I shan't tell you what I said - my mother reads this blog - but it was filled with charisma, uniqueness, nerve and talent.  I'm sorry South Yorkshire, but your drivers are twats.  Once is happenstance; twice is the sign of a county that needs to get a grip on its idiots.


I encountered another railway bridge, but from a different line, the Dearne Valley Railway.  It was a reminder of how interconnected the railways and the collieries had been, with sidings and branches threading all across the district to get the coal away to ports and cities.  Now it was all gone.


The sight of Thurnscoe on the horizon cheered me immensely.  I was nearly there!  Even with my pace slowed down after I BEAT GOOGLE, I was still exhausted.  My thighs and knees were straining; my feet hated every single step.  I longed for a decent sit down.  That was it.
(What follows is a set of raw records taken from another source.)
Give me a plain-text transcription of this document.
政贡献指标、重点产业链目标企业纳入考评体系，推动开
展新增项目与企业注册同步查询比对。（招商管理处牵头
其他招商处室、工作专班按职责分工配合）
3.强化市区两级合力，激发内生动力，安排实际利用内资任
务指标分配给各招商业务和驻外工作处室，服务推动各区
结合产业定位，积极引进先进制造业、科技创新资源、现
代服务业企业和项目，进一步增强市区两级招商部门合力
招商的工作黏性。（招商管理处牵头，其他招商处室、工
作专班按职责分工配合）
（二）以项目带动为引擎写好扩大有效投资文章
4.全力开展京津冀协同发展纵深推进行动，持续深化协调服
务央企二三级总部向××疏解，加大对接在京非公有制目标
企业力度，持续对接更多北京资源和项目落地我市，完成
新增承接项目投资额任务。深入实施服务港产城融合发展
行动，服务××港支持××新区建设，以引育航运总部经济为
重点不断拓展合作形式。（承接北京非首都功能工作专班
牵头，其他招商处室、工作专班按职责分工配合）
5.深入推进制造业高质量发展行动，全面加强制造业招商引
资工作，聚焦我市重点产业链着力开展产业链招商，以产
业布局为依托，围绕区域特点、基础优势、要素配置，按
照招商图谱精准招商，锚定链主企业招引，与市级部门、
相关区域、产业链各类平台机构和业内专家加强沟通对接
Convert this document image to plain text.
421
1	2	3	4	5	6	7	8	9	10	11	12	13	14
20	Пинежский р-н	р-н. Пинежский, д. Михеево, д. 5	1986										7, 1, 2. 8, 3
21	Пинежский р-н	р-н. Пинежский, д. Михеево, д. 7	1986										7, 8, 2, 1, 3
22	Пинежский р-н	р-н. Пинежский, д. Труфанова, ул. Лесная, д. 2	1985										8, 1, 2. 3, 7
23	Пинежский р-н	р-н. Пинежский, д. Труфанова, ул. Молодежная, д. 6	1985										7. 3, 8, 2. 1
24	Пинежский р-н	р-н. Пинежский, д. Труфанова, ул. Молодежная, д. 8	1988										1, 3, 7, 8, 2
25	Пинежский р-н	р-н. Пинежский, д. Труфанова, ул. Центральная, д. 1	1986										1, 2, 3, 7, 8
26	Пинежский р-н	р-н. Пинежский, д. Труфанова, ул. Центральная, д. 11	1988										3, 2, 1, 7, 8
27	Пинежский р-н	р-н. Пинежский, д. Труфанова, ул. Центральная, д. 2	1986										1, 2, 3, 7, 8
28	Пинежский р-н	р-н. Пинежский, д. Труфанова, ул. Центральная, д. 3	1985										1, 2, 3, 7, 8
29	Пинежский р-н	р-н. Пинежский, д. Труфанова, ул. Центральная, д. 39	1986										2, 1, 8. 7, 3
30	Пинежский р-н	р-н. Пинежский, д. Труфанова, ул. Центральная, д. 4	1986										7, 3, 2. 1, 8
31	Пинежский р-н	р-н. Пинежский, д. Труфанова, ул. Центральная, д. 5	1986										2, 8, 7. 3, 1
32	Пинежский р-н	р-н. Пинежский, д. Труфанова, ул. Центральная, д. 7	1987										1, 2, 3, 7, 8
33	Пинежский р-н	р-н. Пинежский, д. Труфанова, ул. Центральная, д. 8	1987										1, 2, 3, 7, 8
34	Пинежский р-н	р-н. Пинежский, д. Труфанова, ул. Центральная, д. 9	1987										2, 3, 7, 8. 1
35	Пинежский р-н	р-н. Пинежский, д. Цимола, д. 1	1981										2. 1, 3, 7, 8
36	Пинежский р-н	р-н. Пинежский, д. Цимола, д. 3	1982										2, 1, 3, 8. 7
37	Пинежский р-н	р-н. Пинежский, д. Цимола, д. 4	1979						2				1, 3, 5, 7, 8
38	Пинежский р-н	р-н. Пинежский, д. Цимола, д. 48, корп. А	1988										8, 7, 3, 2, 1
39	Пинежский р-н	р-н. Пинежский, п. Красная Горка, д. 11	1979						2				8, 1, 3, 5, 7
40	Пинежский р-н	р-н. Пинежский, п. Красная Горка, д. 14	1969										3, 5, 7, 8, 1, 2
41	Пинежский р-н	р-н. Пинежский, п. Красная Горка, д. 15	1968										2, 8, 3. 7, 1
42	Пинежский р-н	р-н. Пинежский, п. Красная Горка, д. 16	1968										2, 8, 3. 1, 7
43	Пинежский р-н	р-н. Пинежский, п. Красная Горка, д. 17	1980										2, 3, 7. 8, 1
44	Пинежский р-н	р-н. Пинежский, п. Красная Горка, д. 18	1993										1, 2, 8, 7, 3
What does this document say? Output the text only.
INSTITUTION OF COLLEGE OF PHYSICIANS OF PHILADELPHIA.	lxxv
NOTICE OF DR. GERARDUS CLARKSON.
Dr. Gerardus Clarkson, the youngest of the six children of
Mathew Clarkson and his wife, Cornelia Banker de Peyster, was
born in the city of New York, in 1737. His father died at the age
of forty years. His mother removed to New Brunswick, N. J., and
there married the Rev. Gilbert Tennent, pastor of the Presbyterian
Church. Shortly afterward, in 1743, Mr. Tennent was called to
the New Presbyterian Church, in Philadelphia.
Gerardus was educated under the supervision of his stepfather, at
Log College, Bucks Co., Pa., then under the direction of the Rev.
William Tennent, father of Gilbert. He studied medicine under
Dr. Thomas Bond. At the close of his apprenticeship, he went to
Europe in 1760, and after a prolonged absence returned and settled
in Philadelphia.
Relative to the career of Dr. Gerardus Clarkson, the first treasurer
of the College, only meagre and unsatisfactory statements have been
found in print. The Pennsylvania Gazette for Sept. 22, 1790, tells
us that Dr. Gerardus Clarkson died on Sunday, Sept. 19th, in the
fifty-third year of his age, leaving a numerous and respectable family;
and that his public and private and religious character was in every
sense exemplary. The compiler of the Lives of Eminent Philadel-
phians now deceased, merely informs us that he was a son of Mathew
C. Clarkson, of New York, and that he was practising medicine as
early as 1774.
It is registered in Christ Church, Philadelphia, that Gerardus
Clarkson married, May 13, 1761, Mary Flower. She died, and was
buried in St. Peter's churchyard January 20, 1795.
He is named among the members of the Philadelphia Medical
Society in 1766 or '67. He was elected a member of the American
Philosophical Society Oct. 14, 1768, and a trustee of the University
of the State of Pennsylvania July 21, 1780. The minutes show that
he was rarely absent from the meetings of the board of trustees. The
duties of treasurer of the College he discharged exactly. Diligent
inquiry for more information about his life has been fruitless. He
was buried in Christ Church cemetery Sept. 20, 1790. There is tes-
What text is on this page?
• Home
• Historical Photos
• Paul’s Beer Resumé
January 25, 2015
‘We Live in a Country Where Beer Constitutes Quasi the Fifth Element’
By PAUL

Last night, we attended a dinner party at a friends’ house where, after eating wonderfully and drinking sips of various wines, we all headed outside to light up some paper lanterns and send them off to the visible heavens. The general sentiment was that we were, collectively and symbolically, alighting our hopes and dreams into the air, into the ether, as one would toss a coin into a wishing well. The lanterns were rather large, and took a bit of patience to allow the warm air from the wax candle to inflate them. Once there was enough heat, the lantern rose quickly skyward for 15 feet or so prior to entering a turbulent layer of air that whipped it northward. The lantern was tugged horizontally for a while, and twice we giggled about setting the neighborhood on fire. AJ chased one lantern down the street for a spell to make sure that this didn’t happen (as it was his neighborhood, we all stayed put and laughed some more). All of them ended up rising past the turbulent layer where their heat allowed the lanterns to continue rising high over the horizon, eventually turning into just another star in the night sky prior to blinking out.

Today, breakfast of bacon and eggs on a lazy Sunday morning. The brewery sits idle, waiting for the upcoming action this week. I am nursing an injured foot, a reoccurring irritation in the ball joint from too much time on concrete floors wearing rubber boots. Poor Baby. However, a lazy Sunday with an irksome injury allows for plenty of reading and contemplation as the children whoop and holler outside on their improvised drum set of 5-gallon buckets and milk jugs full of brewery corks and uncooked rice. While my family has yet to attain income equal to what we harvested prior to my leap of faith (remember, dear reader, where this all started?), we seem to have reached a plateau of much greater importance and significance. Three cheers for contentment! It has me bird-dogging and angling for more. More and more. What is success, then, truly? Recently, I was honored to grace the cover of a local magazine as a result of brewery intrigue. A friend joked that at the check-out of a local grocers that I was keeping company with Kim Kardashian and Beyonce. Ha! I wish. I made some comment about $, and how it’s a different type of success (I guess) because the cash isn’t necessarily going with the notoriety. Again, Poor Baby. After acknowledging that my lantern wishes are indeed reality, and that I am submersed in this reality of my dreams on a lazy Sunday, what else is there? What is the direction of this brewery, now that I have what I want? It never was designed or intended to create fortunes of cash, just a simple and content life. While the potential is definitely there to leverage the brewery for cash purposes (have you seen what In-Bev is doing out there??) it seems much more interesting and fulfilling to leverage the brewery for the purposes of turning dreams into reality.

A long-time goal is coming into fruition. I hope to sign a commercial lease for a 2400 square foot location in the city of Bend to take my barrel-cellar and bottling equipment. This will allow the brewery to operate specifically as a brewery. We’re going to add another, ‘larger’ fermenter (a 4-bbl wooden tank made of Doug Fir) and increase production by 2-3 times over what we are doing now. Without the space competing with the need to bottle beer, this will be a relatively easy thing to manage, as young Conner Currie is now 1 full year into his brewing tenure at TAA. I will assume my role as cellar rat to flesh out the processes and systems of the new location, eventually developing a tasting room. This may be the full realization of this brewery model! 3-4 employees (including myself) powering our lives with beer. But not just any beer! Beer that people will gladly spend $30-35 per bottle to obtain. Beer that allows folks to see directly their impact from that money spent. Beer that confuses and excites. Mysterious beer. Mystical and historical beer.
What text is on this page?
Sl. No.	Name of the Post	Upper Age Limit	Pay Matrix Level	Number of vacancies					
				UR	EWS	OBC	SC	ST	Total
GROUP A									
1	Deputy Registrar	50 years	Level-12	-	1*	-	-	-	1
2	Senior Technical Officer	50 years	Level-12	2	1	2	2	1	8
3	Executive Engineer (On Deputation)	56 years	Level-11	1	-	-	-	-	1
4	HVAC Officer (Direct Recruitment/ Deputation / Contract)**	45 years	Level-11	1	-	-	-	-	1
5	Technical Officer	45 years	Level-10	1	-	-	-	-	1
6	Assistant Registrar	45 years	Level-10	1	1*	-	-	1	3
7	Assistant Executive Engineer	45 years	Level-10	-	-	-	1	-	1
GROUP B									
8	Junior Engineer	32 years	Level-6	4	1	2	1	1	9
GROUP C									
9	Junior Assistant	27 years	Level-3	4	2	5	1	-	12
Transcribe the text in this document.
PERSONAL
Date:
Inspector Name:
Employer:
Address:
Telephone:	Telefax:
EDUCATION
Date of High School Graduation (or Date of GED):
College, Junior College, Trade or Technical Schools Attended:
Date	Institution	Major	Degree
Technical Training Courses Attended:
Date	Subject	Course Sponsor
There has been a farming village here since Roman times; it was recorded in the Domesday Book as Terunsc.  The tower of the church dates from the eleventh century, and there are houses dating from the 17th century in the village.  I'm telling you all this because I couldn't give a stuff about taking in its scenic highlights at that point.  All I wanted to do right then was find the station and, hopefully, a bench.


I staggered along the road, no doubt looking like one of the walking dead, in pain and exhausted.  Twice I was nearly mown down by people in invalid cars; can we not get them to fit bells to the handlebars or something?  I passed an Asda, and a sports ground, and my main thought as I saw them was where the effing frig is your god damned station Thurnscoe?


I was ecstatic to see the station sign.  Overjoyed.  Grinning like a fool, I crossed the road and positioned myself underneath.


Medical students may wish to compare and contrast my face there with my face outside Darton station, and use it as a reference point for "exhaustion".


Up some steps (damn you!) and then I was on the platform, taking in the wonderful beauty that was a station bench.  I sank into it happily.  There was half an hour until the train was due, and I fully intended not moving from that spot until it arrived.

Then it began to rain.


1 comment:

David said...

Another great read and more cliff-hanging drama.

South Yorkshire is full of twats. They all have a vast inferiority complex that they live in the shitty part of the greatest and most beautiful County.

Ivor Cutler once described a character as having a "for-goodness-sake-cut-it-off" moustache.